Размазав по пухлой щеке глазурь с пончика, он доверительно прошептал:
— Только ради местной кухни готов учиться здесь и спасать мир! Никогда ещё так плотно не завтракал.
— А ты не из самой обеспеченной семьи, как я погляжу? — спросил напрямую.
Шен, нисколько не смутившись, с усмешкой ответил:
— Чёрных браслетов из богатых семей не бывает. Мы не только самые бедные, но ещё и, как правило, нарушившие закон. Бедняки в нашем мире все из неблагополучных кварталов. Но ты ж и сам знаешь.
— Знаю… — подтвердил я. — Просто… — начал подбирать слова, чтобы не сболтнуть лишнего и оправдать пробелы в знаниях, — я не очень интересовался внешним миром. Больше затворничал.
— Оно и видно, — ничуть не удивился Шен, — хотя зря. На тебя девчонки поглядывают, я замечал. Ты весь такой загадочный и нетолстый. Они такое любят.

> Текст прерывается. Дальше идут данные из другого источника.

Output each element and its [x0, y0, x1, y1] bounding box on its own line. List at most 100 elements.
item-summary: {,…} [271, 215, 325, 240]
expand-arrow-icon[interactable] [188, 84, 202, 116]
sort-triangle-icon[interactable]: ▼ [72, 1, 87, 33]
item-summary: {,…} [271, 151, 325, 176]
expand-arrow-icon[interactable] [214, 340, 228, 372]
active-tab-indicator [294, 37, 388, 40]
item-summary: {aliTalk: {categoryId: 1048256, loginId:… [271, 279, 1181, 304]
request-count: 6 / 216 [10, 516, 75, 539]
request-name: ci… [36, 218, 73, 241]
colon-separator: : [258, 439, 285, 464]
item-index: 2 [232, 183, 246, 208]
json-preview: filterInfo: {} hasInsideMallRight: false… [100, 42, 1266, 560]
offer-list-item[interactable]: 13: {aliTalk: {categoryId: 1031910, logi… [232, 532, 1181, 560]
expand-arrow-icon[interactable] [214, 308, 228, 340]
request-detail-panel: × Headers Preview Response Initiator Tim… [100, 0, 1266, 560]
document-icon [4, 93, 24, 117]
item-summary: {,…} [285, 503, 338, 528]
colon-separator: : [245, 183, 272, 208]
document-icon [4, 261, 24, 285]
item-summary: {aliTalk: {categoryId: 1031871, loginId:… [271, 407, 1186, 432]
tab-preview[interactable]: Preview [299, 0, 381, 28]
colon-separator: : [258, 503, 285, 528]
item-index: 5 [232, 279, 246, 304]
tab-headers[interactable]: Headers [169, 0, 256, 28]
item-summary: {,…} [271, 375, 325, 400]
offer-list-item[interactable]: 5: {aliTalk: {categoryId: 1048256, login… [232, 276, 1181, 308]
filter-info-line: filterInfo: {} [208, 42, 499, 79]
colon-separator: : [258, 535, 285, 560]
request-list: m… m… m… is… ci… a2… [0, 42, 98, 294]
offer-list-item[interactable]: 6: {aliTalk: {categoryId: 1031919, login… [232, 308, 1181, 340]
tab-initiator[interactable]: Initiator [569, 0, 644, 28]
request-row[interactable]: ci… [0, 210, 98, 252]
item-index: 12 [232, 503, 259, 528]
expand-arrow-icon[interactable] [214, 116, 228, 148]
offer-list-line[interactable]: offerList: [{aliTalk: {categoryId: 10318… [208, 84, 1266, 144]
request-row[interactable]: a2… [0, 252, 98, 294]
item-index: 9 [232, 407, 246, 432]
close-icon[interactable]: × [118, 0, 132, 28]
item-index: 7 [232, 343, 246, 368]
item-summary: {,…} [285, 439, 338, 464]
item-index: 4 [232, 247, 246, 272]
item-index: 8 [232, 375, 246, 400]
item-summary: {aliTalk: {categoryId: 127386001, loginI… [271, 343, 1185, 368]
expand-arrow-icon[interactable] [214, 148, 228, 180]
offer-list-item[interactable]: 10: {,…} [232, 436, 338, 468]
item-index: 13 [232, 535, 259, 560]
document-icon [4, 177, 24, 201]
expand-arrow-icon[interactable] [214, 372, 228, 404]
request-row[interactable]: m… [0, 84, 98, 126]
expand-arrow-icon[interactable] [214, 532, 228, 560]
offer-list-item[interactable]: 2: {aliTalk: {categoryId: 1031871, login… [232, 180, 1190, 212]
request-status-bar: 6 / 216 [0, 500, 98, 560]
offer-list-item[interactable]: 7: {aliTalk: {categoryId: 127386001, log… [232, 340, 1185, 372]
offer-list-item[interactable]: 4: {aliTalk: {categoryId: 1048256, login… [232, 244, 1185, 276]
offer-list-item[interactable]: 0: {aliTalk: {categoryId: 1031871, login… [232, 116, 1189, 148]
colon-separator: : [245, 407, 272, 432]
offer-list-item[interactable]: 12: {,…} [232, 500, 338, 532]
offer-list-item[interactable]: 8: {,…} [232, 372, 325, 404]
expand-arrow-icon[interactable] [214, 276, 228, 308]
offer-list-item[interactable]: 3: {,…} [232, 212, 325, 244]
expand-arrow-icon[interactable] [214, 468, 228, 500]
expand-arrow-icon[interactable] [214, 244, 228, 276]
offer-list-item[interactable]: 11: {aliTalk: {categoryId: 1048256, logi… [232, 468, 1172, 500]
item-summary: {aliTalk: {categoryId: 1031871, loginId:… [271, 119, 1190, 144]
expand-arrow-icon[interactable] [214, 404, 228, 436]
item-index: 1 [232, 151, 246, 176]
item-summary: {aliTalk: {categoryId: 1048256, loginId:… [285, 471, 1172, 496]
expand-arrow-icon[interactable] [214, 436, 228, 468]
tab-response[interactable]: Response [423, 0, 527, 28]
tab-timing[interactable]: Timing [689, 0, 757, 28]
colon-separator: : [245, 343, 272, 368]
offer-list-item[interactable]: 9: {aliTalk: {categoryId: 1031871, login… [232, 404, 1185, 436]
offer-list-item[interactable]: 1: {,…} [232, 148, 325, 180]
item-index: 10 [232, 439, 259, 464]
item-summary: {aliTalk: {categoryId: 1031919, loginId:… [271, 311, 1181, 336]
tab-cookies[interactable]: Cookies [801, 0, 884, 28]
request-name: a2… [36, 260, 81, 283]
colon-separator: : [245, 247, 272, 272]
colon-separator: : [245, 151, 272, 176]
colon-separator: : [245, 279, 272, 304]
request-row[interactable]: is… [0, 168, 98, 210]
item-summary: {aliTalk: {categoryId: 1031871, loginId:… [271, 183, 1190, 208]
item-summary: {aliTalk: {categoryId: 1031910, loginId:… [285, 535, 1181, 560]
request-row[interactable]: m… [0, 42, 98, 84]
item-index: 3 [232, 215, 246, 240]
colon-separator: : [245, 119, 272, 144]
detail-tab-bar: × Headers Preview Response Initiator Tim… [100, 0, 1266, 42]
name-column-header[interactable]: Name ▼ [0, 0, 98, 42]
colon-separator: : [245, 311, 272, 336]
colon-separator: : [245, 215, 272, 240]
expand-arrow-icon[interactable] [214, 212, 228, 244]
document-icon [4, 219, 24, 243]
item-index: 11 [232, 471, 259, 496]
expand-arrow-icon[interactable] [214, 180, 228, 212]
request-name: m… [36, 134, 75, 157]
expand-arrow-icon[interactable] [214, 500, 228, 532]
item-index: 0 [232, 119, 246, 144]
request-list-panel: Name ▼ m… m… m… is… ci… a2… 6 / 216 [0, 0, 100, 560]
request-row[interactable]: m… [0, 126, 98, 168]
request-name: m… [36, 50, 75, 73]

— Слушай, а насчёт бронзы… — решил перевести тему, — они тут представляют бедняков, но из законопослушных граждан?
— Да, так и есть. Мы, считай, стопроцентные бюджетники. За нас платит страна, потому что больше некому. Это часть социальной программы. Бронза — просто законопослушные бедняки, но минимальный символический взнос они сделать в состоянии. А серебро — из более обеспеченных семей, кто смог внести необходимую сумму в пожертвования для школы, чтобы обеспечить своим детям серебряные браслеты и комфортные условия. Золотые… — он многозначительно на меня посмотрел, — ну сам понимаешь. Это уже намного более кругленькая сумма плюс статус. Сынки владельцев корпораций или чиновников, как, например, вон тот крендель. Джонни Персиваль-младший… — он указал на парня за окном, обсуждавшего что-то с девочкой-брюнеткой.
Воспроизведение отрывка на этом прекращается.